Knighton was 14 and living with his father when he began selling crack cocaine. A year later, he was stealing cars and running a $1,000-a-day drug operation. His life savings -- what he called his "bank account" -- was $30,000 worth of crack and a gold Cadillac. As the boy began making big money, he became a target himself. That inspired him to get his first gun. Weapons were so plentiful that he never had to buy one but simply borrowed from friends. Openly proud of the firearms he has used, Knighton smiles fondly as he recalls each one. "When I was 14, I started out with a .25 automatic, then ; got me a .38 snub-nosed, then a 12-gauge shotgun, a .45 automatic and a 9-mm. But my last gun -- and my best gun -- was a baby Uzi."

When everyone has a gun, every argument carries the potential for deadly violence. The fbi reports that in 1990 nearly 3 out of 4 juvenile murderers used guns to commit their crimes. "A gun in the hands of a 14-year-old is much more dangerous than in the hands of a 41-year-old," says James Fox, dean of Northeastern University's College of Criminal Justice. "He has little investment in his life, and he doesn't know the meaning of death."

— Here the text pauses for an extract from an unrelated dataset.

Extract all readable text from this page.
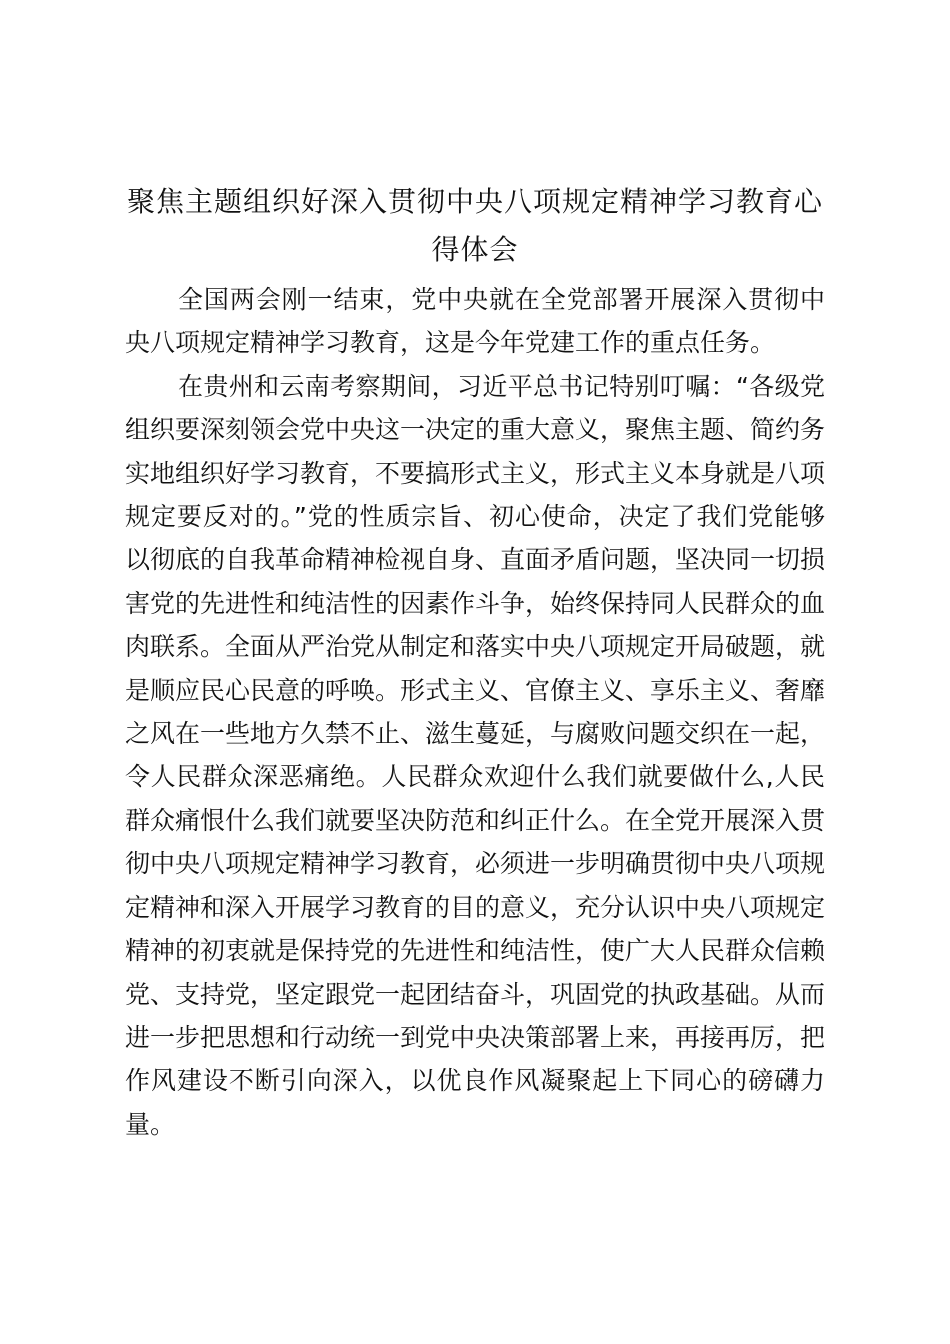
聚焦主题组织好深入贯彻中央八项规定精神学习教育心得体会

全国两会刚一结束，党中央就在全党部署开展深入贯彻中央八项规定精神学习教育，这是今年党建工作的重点任务。

在贵州和云南考察期间，习近平总书记特别叮嘱：“各级党组织要深刻领会党中央这一决定的重大意义，聚焦主题、简约务实地组织好学习教育，不要搞形式主义，形式主义本身就是八项规定要反对的。”党的性质宗旨、初心使命，决定了我们党能够以彻底的自我革命精神检视自身、直面矛盾问题，坚决同一切损害党的先进性和纯洁性的因素作斗争，始终保持同人民群众的血肉联系。全面从严治党从制定和落实中央八项规定开局破题，就是顺应民心民意的呼唤。形式主义、官僚主义、享乐主义、奢靡之风在一些地方久禁不止、滋生蔓延，与腐败问题交织在一起，令人民群众深恶痛绝。人民群众欢迎什么我们就要做什么,人民群众痛恨什么我们就要坚决防范和纠正什么。在全党开展深入贯彻中央八项规定精神学习教育，必须进一步明确贯彻中央八项规定精神和深入开展学习教育的目的意义，充分认识中央八项规定精神的初衷就是保持党的先进性和纯洁性，使广大人民群众信赖党、支持党，坚定跟党一起团结奋斗，巩固党的执政基础。从而进一步把思想和行动统一到党中央决策部署上来，再接再厉，把作风建设不断引向深入，以优良作风凝聚起上下同心的磅礴力量。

Knighton does know a lot about the criminal-justice system. At 16, he had been in juvenile custody 19 times, charged with aggravated assault, auto theft, robbery, drug possession, escape and contempt of court. Knighton was sent to the Better Outlook Center, a halfway house for juvenile offenders in a Miami suburb. Staff members recall Knighton as hostile and angry at first; later he began to flourish under the supervision of caring adults. "Anthony thought it was heaven," says superintendent Jounice Morris. "It was his first glimpse of stability." Morris, who gave him the nickname "Peanut," recalls that Knighton had the reading ability of a nine-year-old. She says his sister visited him only once during the months he spent at the halfway house; no other relative appeared. "It was clear he'd been passed around from pillar to post, sharing apartments with 12 or 13 other people," Morris said. "There was nobody there for him -- there had never been."

After the murder, when Knighton landed in the Indian River prison, he worked on a cleanup crew six hours a day. Until state budget cuts forced the prison to eliminate its teachers' salaries, he took high school classes. Because he was considered cooperative and well behaved, Knighton had nearly two years shaved off his sentence. He does not know where his father and siblings now live, but he still keeps in touch with the staff at Better Outlook. In a letter to Morris, Knighton wrote, "I think about that baby I killed, and it hurts real bad."

Criminologists predict that the population of young offenders will explode in the decade to come. Just as crime began to surge in the late '60s, when the postwar baby-boom generation reached its teens and early 20s, the children of those baby boomers are committing their first offenses. And for many of them, pulling out a gun is just a funny game with the little girl on the corner.